TIGA, the games industry body, has published its election manifesto for the games industry, in which it sets out its proposals for how the recently announced games tax break should be structured in the next Parliamentary term (via Develop).
TIGA’s tax break proposals are as follows:
“The Government announced in the Budget on March 24 that it would introduce Games Tax Relief. TIGA believes that Games Tax Relief should be introduced as soon as possible.
It should have the following attributes:
1) Eligibility for the Games Tax Relief would cover any company within the scope of UK Corporation Tax.
2) Video games would need to pass a cultural test, scoring against criteria of European heritage and game locations, languages, technical or creative technological innovation, narrative, and location of development and key development staff.
3) The Games Tax Relief would be calculated and applied in a similar way to the existing tax relief for British films. A development company would be entitled to an additional deduction in computing their taxable profits equal to the UK expenditure incurred in developing a game, or 80 per cent of the total expenditure incurred in developing a game, whichever is the lower.
The development company would then be entitled to a tax credit calculated on the amount of the deduction, which it would either be set off against the income from the game or recovered as a payment from HMRC.
4) The Games Tax Relief should have three tiers of benefit: 20 per cent of core expenditure for budgets above £6,000,000, 25 per cent for budgets over £3,000,000 but less than £6,000,000 and 30 per cent for budgets of over £100,000 but under £3,000,000. The three tiers are designed to reflect average production budgets of video games on different games platforms, and correspondingly different sizes of company.

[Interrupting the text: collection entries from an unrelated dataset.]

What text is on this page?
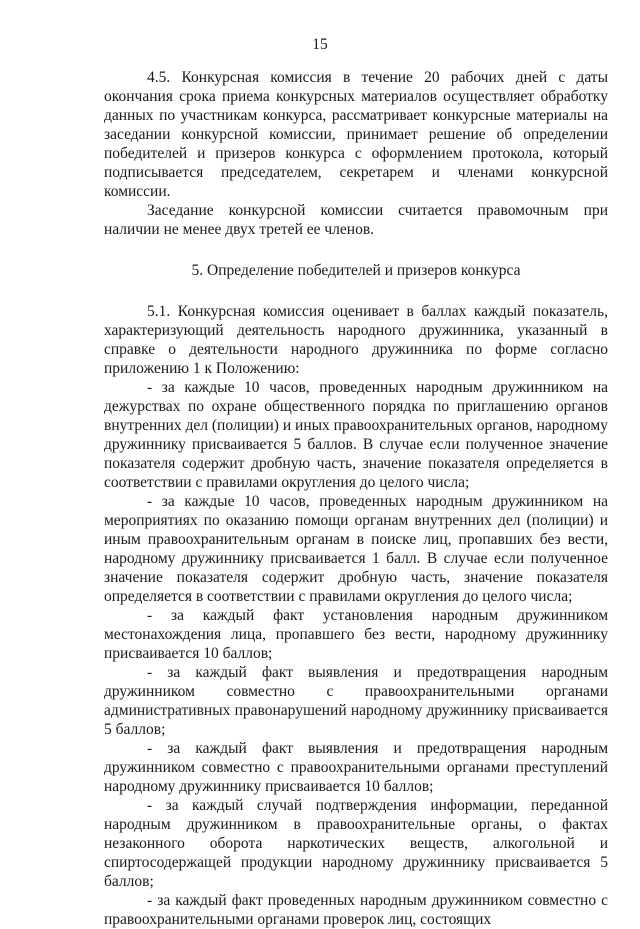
15

4.5. Конкурсная комиссия в течение 20 рабочих дней с даты окончания срока приема конкурсных материалов осуществляет обработку данных по участникам конкурса, рассматривает конкурсные материалы на заседании конкурсной комиссии, принимает решение об определении победителей и призеров конкурса с оформлением протокола, который подписывается председателем, секретарем и членами конкурсной комиссии.

Заседание конкурсной комиссии считается правомочным при наличии не менее двух третей ее членов.

5. Определение победителей и призеров конкурса

5.1. Конкурсная комиссия оценивает в баллах каждый показатель, характеризующий деятельность народного дружинника, указанный в справке о деятельности народного дружинника по форме согласно приложению 1 к Положению:

- за каждые 10 часов, проведенных народным дружинником на дежурствах по охране общественного порядка по приглашению органов внутренних дел (полиции) и иных правоохранительных органов, народному дружиннику присваивается 5 баллов. В случае если полученное значение показателя содержит дробную часть, значение показателя определяется в соответствии с правилами округления до целого числа;

- за каждые 10 часов, проведенных народным дружинником на мероприятиях по оказанию помощи органам внутренних дел (полиции) и иным правоохранительным органам в поиске лиц, пропавших без вести, народному дружиннику присваивается 1 балл. В случае если полученное значение показателя содержит дробную часть, значение показателя определяется в соответствии с правилами округления до целого числа;

- за каждый факт установления народным дружинником местонахождения лица, пропавшего без вести, народному дружиннику присваивается 10 баллов;

- за каждый факт выявления и предотвращения народным дружинником совместно с правоохранительными органами административных правонарушений народному дружиннику присваивается 5 баллов;

- за каждый факт выявления и предотвращения народным дружинником совместно с правоохранительными органами преступлений народному дружиннику присваивается 10 баллов;

- за каждый случай подтверждения информации, переданной народным дружинником в правоохранительные органы, о фактах незаконного оборота наркотических веществ, алкогольной и спиртосодержащей продукции народному дружиннику присваивается 5 баллов;

- за каждый факт проведенных народным дружинником совместно с правоохранительными органами проверок лиц, состоящих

If Games Tax Relief is to assist the production of culturally British mobile games then it would be advisable to extend relief to games with a budget of £50,000 or more.

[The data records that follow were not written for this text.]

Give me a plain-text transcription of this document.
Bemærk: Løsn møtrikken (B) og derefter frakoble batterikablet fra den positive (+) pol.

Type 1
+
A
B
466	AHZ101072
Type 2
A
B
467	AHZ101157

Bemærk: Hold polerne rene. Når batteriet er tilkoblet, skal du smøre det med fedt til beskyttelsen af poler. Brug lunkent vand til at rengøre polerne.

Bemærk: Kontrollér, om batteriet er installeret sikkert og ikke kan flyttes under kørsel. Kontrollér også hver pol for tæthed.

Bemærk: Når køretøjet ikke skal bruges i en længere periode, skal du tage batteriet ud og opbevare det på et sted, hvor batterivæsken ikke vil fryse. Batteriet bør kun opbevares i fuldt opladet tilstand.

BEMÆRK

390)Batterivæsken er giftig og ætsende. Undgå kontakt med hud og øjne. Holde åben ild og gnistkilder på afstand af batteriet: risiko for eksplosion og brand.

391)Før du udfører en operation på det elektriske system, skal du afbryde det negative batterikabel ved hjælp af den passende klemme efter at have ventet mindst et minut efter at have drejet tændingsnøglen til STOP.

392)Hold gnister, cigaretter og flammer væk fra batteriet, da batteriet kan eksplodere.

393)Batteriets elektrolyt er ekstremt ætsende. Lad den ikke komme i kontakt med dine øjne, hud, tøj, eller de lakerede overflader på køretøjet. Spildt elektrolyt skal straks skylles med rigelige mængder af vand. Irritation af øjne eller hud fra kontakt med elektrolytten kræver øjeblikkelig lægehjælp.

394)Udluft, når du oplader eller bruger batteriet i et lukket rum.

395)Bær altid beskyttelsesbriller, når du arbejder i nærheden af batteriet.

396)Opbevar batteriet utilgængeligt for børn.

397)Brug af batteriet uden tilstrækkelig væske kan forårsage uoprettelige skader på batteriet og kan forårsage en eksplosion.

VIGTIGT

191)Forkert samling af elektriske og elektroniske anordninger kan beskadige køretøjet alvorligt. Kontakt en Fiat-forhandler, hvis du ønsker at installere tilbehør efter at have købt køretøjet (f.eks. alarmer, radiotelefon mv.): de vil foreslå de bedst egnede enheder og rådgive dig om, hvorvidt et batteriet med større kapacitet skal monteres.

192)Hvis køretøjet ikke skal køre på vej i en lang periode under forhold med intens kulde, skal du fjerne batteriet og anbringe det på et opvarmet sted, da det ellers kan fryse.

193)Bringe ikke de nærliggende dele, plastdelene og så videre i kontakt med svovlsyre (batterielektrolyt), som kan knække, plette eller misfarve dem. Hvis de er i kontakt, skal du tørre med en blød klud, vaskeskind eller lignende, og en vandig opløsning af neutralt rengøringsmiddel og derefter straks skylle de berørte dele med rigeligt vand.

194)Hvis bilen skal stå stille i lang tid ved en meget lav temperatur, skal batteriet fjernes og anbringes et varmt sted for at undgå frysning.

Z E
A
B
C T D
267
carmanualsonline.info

5) An independent organisation with knowledge and experience of video games production would administer the cultural tests, checking submission criteria are met and policing the Relief. It would issue interim certificates or letters of comfort confirming a product has passed or provisionally passed the cultural test to ensure candidate projects are funded.”
We’ll write a more detailed analysis of these propsals later on, but suffice to say they broadly accord with our views of the issues that the tax break will need to deal with.